When Southwest Airlines (NYSE:LUV) is discussed as being a low cost operator, more attention should be focused on its acquisitions activities rather than just the way it manages its air fleet.
Recently assimilating the assets of AirTran into its network, Southwest Airlines has a history of expansion through shrewd, low cost acquisitions. AirTran, acquired for a combination of common stock and cash amounting to $1.4 billion, takes Southwest Airlines into Atlanta and Ronald Reagan Washington National Airport, at a bargain price. Buying AirTran also gives Southwest a greater presence in La Guardia, Boston Logan, and Baltimore Washington International Airport at low costs.
By contrast, Delta Airlines (NYSE:DAL) has spent $2.35 for every $1.00 of shareholder value created through mergers/acquisitions. For Southwest Airlines, it has only cost three cents. Southwest prefers to expand from buying landing slots when small cap airlines encounter economic turbulence. It added 14 slots at La Guardia Airport that were purchased from bankrupt ATA Airlines, allowing for the first time flights to New York City. Through operating agreements with Volairs and WestAir Jets, Southwest now serves Canada and Mexico. Airtran routes will be the first international ones for Southwest Airlines.
Southwest is the largest domestic airline in terms of carrying passengers, over 100 million annually. Even with rising fuel costs, Southwest Airlines has recently reported record loads and passengers. Since 1987, it has ranked number one in fewest overall passenger complaints. The two are directly related as Southwest has been committed to passenger service since its inception in 1971.
This commitment can be easily seen in a variety of Southwest Airline policies. Notable is the lack of a change fee. While others charge up to $150.00 to rebook a ticket, Southwest does not. This allows for a passenger's flexibility, booking several flights knowing they will get their money back. Southwest is then the airline that seats the passenger when they do travel. It has never charged for beverages or blankets. Its frequent flier program, Rapid Rewards, is also more generous. This has created the customer loyalty that leads to the most passengers. As a result, even during The Great Recession, from 2007 to 2008, passenger revenue increased from 12.61 cents to 14.70 cents per mile.
Along with treating passengers better, Southwest attends to its expenses with greater care. Its fuel hedging saved $791 million in 2007; contracts for delivery are set through 2013. The only plane in the fleet before the AirTran acquisition was the Boeing 737, minimizing maintenance and repair costs. All crew members pitch in to have planes ready to leave the gate, allowing for more flights to be flown.

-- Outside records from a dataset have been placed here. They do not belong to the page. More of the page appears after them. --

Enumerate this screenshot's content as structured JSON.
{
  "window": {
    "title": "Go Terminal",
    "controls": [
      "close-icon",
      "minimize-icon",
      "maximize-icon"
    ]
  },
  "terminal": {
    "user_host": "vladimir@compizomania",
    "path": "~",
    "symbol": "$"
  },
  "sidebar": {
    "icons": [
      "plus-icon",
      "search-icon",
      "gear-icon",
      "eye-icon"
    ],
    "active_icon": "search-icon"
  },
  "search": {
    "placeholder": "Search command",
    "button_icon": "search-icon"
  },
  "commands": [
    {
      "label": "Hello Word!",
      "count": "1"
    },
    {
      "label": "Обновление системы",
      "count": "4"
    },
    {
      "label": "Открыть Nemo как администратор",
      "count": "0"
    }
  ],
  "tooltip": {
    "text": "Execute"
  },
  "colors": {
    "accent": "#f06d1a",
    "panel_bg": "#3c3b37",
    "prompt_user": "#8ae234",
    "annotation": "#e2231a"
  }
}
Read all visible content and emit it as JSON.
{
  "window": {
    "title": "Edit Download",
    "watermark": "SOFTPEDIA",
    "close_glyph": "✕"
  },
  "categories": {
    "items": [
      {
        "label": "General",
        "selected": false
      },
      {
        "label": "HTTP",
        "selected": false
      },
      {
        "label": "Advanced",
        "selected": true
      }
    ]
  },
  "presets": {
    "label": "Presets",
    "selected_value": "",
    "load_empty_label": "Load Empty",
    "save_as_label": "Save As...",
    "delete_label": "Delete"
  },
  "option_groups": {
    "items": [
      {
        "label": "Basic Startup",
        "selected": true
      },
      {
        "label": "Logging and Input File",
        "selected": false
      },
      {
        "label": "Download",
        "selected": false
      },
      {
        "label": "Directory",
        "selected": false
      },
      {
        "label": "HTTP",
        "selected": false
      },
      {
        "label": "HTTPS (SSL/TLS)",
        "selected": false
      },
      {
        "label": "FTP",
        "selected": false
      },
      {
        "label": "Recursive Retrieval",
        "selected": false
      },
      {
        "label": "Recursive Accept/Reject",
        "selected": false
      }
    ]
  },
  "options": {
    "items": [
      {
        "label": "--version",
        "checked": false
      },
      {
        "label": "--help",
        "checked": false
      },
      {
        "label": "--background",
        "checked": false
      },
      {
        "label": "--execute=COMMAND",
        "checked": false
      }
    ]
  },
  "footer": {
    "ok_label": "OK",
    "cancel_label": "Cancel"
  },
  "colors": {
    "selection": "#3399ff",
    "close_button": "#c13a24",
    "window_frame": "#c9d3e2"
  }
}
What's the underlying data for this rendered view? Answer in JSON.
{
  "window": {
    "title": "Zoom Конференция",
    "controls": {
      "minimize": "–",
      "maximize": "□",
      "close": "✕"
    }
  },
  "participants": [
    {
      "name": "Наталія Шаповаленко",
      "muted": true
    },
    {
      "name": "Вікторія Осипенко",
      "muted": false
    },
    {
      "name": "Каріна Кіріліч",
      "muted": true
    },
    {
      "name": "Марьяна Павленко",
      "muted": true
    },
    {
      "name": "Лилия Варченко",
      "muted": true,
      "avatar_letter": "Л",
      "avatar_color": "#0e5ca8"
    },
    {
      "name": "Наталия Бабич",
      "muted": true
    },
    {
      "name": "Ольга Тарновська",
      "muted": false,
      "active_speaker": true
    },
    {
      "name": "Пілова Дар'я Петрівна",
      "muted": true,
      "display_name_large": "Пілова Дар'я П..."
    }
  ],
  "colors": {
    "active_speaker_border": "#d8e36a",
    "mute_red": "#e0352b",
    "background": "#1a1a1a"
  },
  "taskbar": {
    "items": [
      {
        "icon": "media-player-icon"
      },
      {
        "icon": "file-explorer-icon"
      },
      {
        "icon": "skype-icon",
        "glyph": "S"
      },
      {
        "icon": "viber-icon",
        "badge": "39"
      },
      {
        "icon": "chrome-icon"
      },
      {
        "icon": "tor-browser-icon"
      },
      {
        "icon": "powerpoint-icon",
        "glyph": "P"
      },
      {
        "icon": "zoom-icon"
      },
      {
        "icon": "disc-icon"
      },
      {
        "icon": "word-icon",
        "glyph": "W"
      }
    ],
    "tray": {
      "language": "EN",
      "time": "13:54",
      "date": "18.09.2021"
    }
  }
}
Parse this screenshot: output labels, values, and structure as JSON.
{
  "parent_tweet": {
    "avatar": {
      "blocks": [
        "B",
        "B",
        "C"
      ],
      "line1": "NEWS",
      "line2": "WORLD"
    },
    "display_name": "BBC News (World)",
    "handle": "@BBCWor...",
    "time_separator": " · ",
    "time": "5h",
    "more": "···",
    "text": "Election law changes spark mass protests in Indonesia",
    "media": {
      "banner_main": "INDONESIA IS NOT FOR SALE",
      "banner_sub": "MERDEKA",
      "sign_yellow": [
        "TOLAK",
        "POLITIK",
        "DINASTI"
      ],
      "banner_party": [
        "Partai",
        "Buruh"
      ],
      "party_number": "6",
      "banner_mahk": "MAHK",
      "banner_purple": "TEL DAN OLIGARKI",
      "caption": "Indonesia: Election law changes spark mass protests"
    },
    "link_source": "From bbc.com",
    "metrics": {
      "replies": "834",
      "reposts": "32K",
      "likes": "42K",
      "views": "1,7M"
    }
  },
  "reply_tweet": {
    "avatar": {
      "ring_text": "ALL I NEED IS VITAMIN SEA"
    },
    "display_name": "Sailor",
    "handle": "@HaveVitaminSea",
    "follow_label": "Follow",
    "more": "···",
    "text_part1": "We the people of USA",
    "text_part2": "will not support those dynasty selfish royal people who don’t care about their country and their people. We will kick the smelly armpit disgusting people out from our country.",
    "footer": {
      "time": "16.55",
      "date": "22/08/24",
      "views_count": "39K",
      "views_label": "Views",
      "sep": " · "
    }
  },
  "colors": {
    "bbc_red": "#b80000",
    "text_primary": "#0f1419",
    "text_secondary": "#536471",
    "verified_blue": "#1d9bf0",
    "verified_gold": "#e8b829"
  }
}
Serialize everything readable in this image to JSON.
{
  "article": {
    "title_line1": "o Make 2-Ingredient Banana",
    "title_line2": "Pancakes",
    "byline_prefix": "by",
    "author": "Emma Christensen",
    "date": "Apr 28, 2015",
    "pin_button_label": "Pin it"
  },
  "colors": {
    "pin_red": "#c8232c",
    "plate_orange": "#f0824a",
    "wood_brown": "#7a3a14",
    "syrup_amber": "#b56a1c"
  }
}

This loyal base and a commitment to low costs have resulted in Southwest Airlines being the only profitable carrier for more than 35 consecutive years. The AirTran acquisition will add $2 billion in earnings while banking $400 million in cost and revenue synergies. This total amount of $2.8 billion in increased annual revenues and savings is twice the purchase price of AirTran. As a result, earnings per share are expected to increase from $.65 in the last quarter of 2011 to $.95 in the last quarter of 2012, with revenues ascending by a projected average rate of 7.5 percent annually, above the industry standard.